The former director of a letting agency has won a new court battle after bringing a successful private prosecution of his former business partner over a fraud said to be over £100,000.
Steven Laycock launched the private prosecution against Timothy Shinners who stole deposits from Platinum Properties, in Horwich, near Bolton.
Laycock had initially hoped that Greater Manchester Police would investigate after he raised his suspicions, but was told that this was not possible because of ‘austerity’ reasons, the High Court has been told in the latest development.
Shinners, who had spent some of the money on holidays and his stag weekend, was jailed for three years after being convicted of four fraud offences in the private case which resulted in a trial lasting 11 days at Preston Crown Court.
Shinners was also disqualified from being a company director.
However, the case resulted in a dispute over Laycock’s legal costs after he used specialist private prosecution lawyers, London-based Edmonds Marshall McMahon (EMM), with a challenge that he could have used a cheaper firm.

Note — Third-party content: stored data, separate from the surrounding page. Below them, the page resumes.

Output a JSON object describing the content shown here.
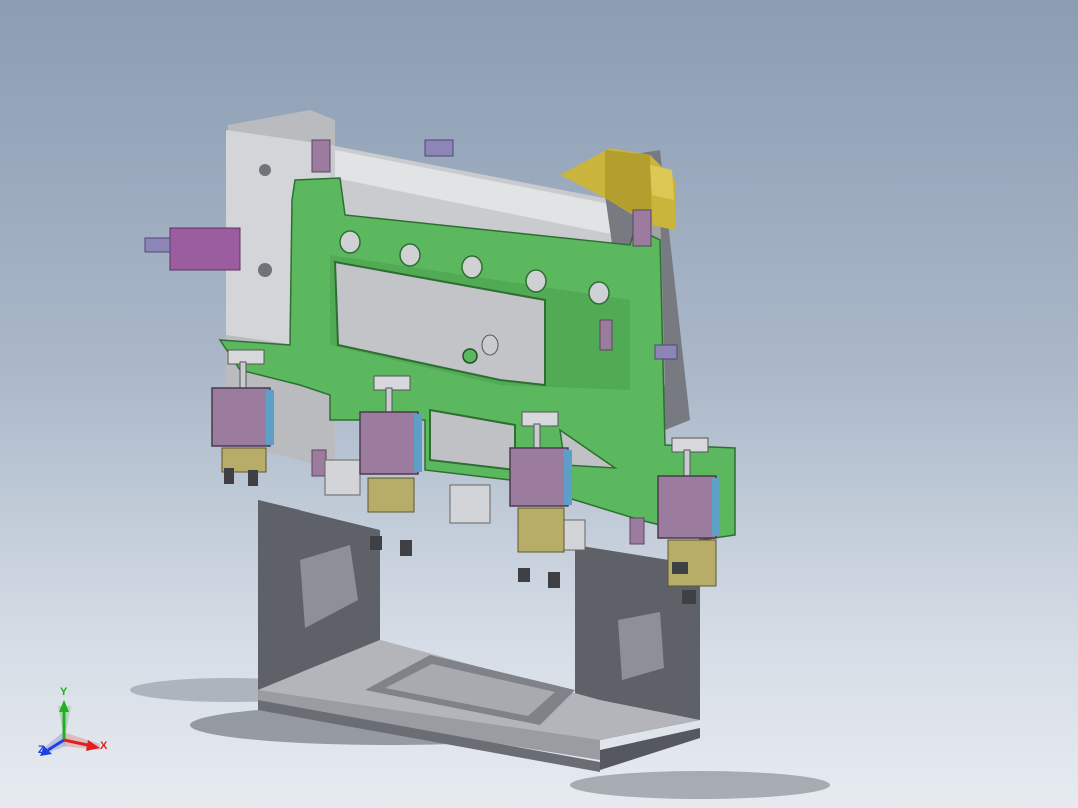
{
  "viewport": {
    "colors": {
      "background_top": "#8c9db3",
      "background_bottom": "#e7ebf0",
      "base_frame": "#5e6168",
      "base_frame_light": "#8a8d94",
      "plate_green": "#5cb85f",
      "plate_green_dark": "#3d8e42",
      "slide_grey": "#c9cbcf",
      "block_purple": "#9c7c9e",
      "block_blue": "#5d9fc6",
      "cylinder_yellow": "#c9b53c",
      "bracket_tan": "#b7ad68"
    }
  },
  "triad": {
    "x_label": "X",
    "y_label": "Y",
    "z_label": "Z",
    "x_color": "#e02020",
    "y_color": "#20b020",
    "z_color": "#2040e0"
  }
}
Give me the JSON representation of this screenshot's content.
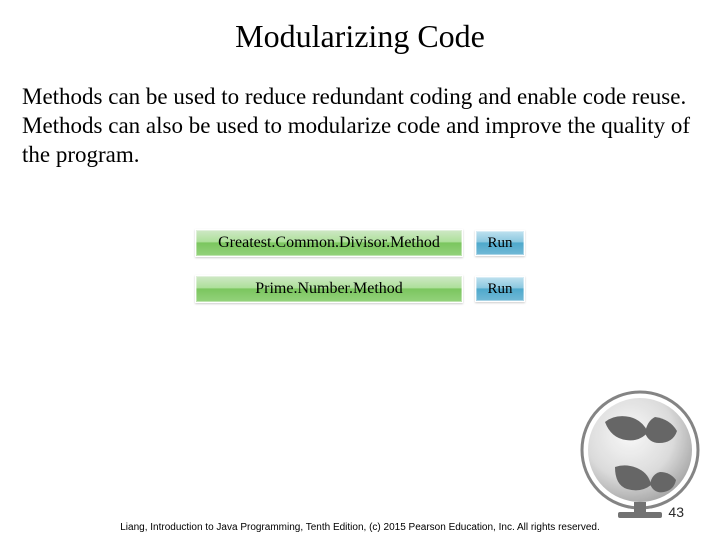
{
  "title": "Modularizing Code",
  "body": "Methods can be used to reduce redundant coding and enable code reuse. Methods can also be used to modularize code and improve the quality of the program.",
  "buttons": [
    {
      "code_label": "Greatest.Common.Divisor.Method",
      "run_label": "Run"
    },
    {
      "code_label": "Prime.Number.Method",
      "run_label": "Run"
    }
  ],
  "footer": "Liang, Introduction to Java Programming, Tenth Edition, (c) 2015 Pearson Education, Inc. All rights reserved.",
  "page_number": "43"
}
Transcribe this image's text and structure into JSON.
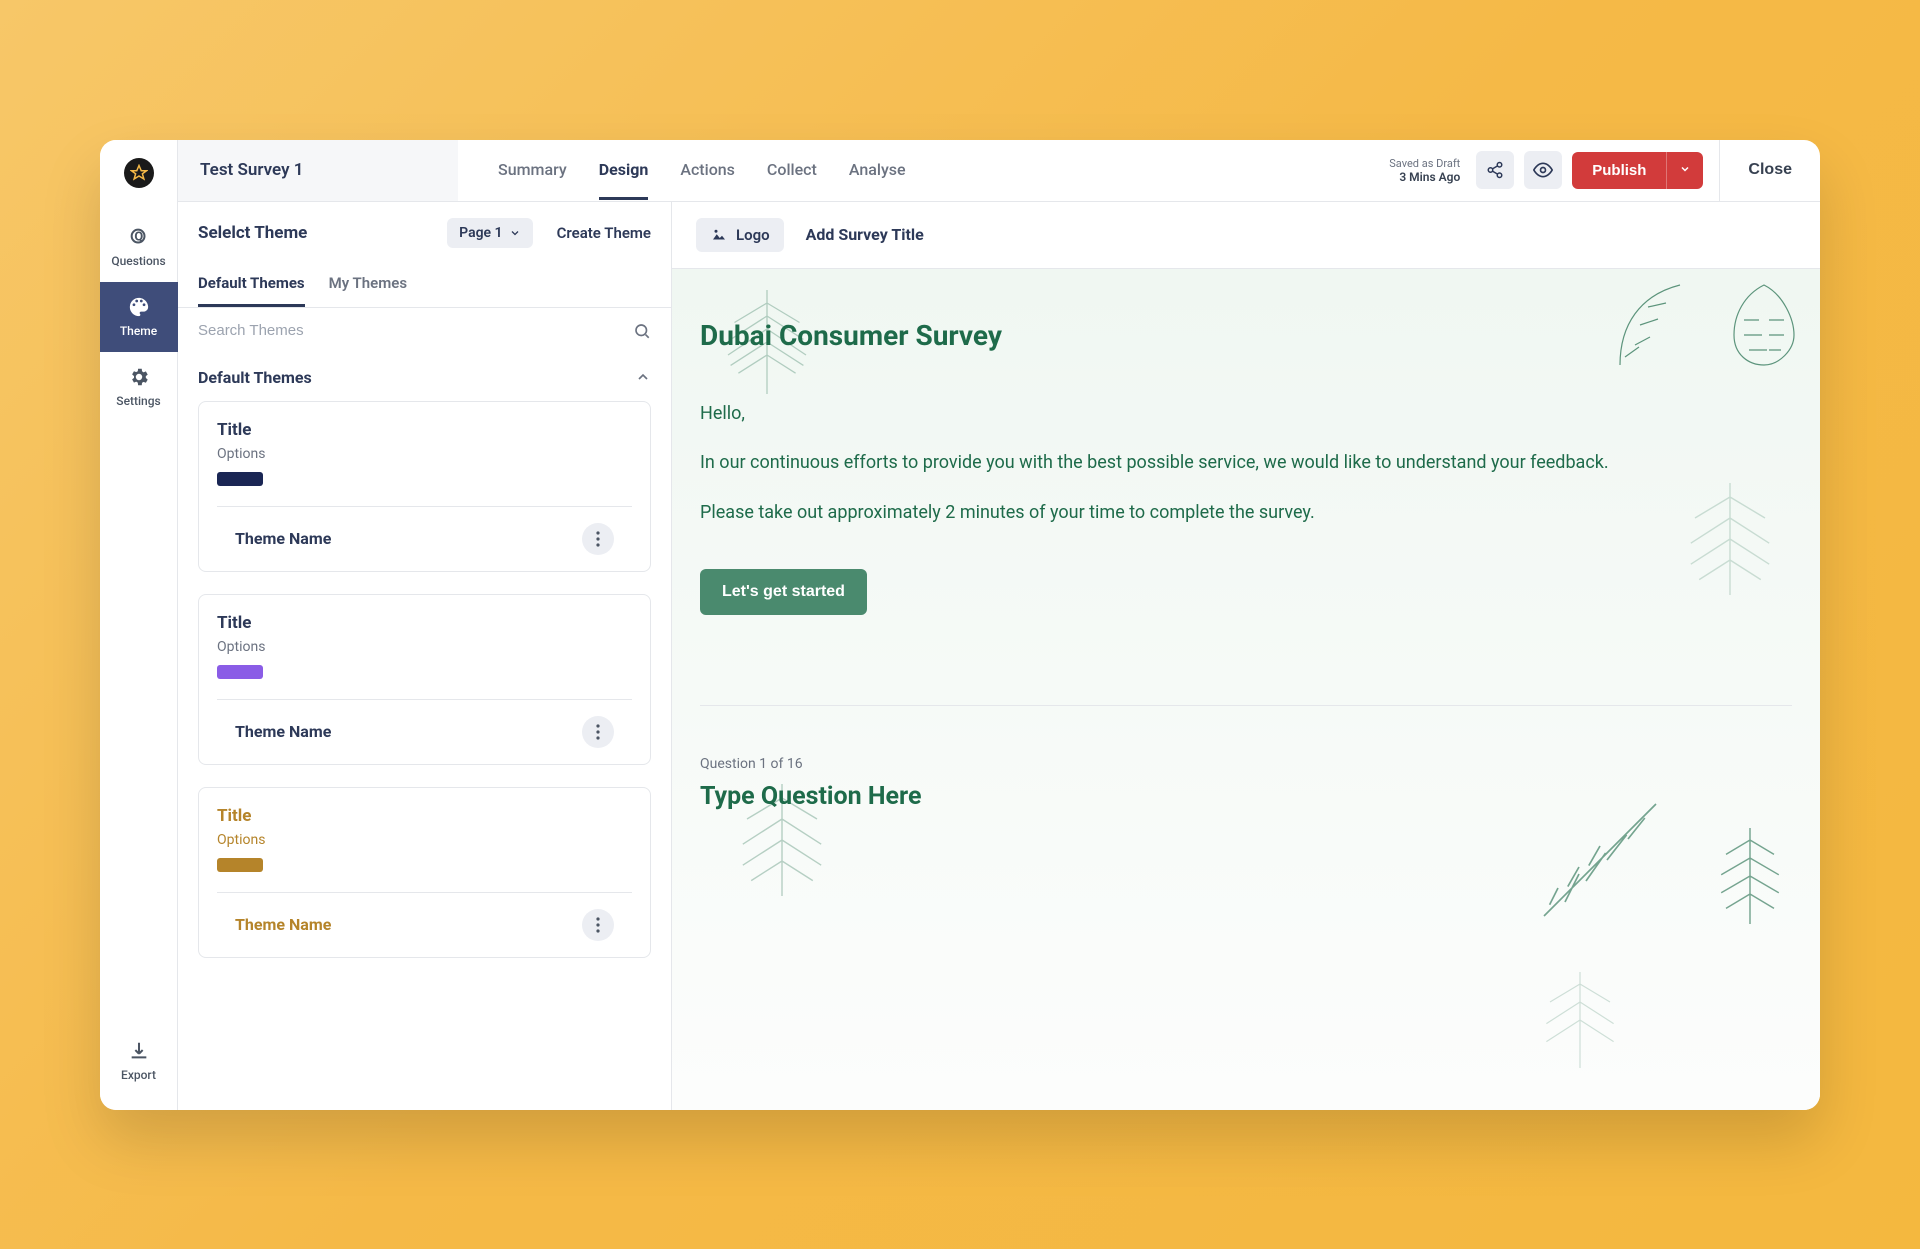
{
  "survey_name": "Test Survey 1",
  "top_tabs": [
    "Summary",
    "Design",
    "Actions",
    "Collect",
    "Analyse"
  ],
  "top_tabs_active": "Design",
  "save_status_line1": "Saved as Draft",
  "save_status_line2": "3 Mins Ago",
  "publish_label": "Publish",
  "close_label": "Close",
  "rail": [
    {
      "id": "questions",
      "label": "Questions"
    },
    {
      "id": "theme",
      "label": "Theme"
    },
    {
      "id": "settings",
      "label": "Settings"
    },
    {
      "id": "export",
      "label": "Export"
    }
  ],
  "rail_active": "theme",
  "sidebar": {
    "title": "Selelct Theme",
    "page_label": "Page 1",
    "create_theme": "Create Theme",
    "tabs": [
      "Default Themes",
      "My Themes"
    ],
    "tabs_active": "Default Themes",
    "search_placeholder": "Search Themes",
    "group_header": "Default Themes",
    "themes": [
      {
        "title": "Title",
        "options": "Options",
        "name": "Theme Name",
        "title_color": "#2d3958",
        "options_color": "#6b7280",
        "swatch": "#1a2654",
        "name_color": "#2d3958"
      },
      {
        "title": "Title",
        "options": "Options",
        "name": "Theme Name",
        "title_color": "#2d3958",
        "options_color": "#6b7280",
        "swatch": "#8a5ce6",
        "name_color": "#2d3958"
      },
      {
        "title": "Title",
        "options": "Options",
        "name": "Theme Name",
        "title_color": "#b5842a",
        "options_color": "#b5842a",
        "swatch": "#b5842a",
        "name_color": "#b5842a"
      }
    ]
  },
  "preview": {
    "logo_label": "Logo",
    "add_title": "Add Survey Title",
    "survey_title": "Dubai Consumer Survey",
    "greeting": "Hello,",
    "paragraph1": "In our continuous efforts to provide you with the best possible service, we would like to understand your feedback.",
    "paragraph2": "Please take out approximately 2 minutes of your time to complete the survey.",
    "start_button": "Let's get started",
    "question_counter": "Question 1 of 16",
    "question_placeholder": "Type Question Here"
  },
  "colors": {
    "brand_green": "#1e6b4a",
    "accent_red": "#d23b3b",
    "rail_active_bg": "#3f4d7a"
  }
}
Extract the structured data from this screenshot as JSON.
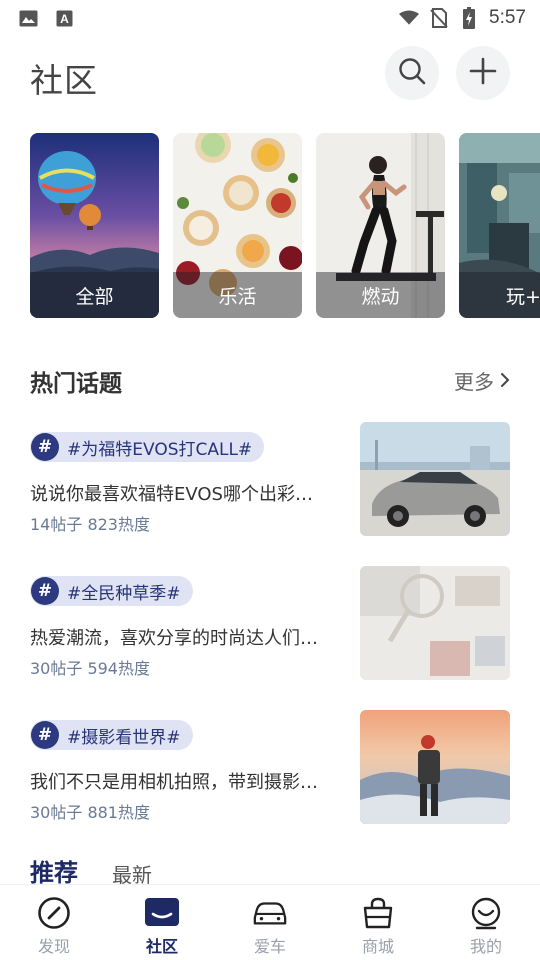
{
  "status_bar": {
    "time": "5:57"
  },
  "header": {
    "title": "社区"
  },
  "categories": [
    {
      "label": "全部"
    },
    {
      "label": "乐活"
    },
    {
      "label": "燃动"
    },
    {
      "label": "玩+"
    }
  ],
  "hot_topics": {
    "title": "热门话题",
    "more_label": "更多",
    "items": [
      {
        "tag": "#为福特EVOS打CALL#",
        "desc": "说说你最喜欢福特EVOS哪个出彩…",
        "meta": "14帖子 823热度"
      },
      {
        "tag": "#全民种草季#",
        "desc": "热爱潮流，喜欢分享的时尚达人们…",
        "meta": "30帖子 594热度"
      },
      {
        "tag": "#摄影看世界#",
        "desc": "我们不只是用相机拍照，带到摄影…",
        "meta": "30帖子 881热度"
      }
    ],
    "hash_symbol": "#"
  },
  "feed_tabs": {
    "active": "推荐",
    "other": "最新"
  },
  "bottom_nav": [
    {
      "label": "发现",
      "icon": "compass-icon"
    },
    {
      "label": "社区",
      "icon": "community-icon",
      "active": true
    },
    {
      "label": "爱车",
      "icon": "car-icon"
    },
    {
      "label": "商城",
      "icon": "shopping-bag-icon"
    },
    {
      "label": "我的",
      "icon": "smile-icon"
    }
  ],
  "colors": {
    "accent": "#1e2a66",
    "tag_bg": "#dfe3f3",
    "meta": "#6a7a95"
  }
}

This challenge has now been dismissed.
EMM had instructed a forensic accountant and a barrister.
The court in the original case ordered that Laycock’s legal costs should be paid out of central funds. EMM calculated these at £427,909, including VAT.
However, the Senior Courts Costs Office calculated the costs at £150,000 plus VAT. After an appeal, it raised the amount to £200,000 plus £40,000 VAT, still well short of EMM’s estimates.
Laycock appealed, but the decision was upheld by a costs judge, Master Jason Rowley.
This in turn led to an appeal to the high court, which has now delivered its judgment – ruling in Laycock’s favour.
The question over costs has centred on why Laycock used a London firm, rather than instructing a cheaper northern lawyer.
However, Mr Justice Lane said that Laycock “had done everything that could reasonably be expected of a person in his position”.
Laycock, his counsel said, had researched extensively, but local law firms specialising in private prosecutions had not seemed experienced, and one appeared to be owned by a struck-off solicitor.
Mr Justice Lane said: “He researched the matter online and did not find firms offering private prosecution services for fraud who were more local than EMM.”
The judge has now ordered that the costs figure be reconsidered, saying that the financial effect upon Laycock had been “extremely profound”.
In the landmark case, Mr Justice Lane suggested that there was a principle at stake: “Private prosecutions would be in danger of becoming the preserve of those with deep pockets.”
It was also unreasonable to compare the private prosecution costs with the Crown Prosecution Service – Laycock had been unable to instruct the CPS in the case.
The Judge added that there would “real injustice” if the earlier decision over legal costs were “undisturbed”.
After the fraud, Laycock honoured the deposits that Shinners should have protected with £30,000 of his own money.
Laycock yesterday told EYE that after the latest judgment while he is pleased to have had the question of legal costs ruled in his favour, he has yet to receive any compensation through the courts for the actual fraud.
EYE has reported the Shinners case before, with claims that he has worked for other agents, including Tepilo.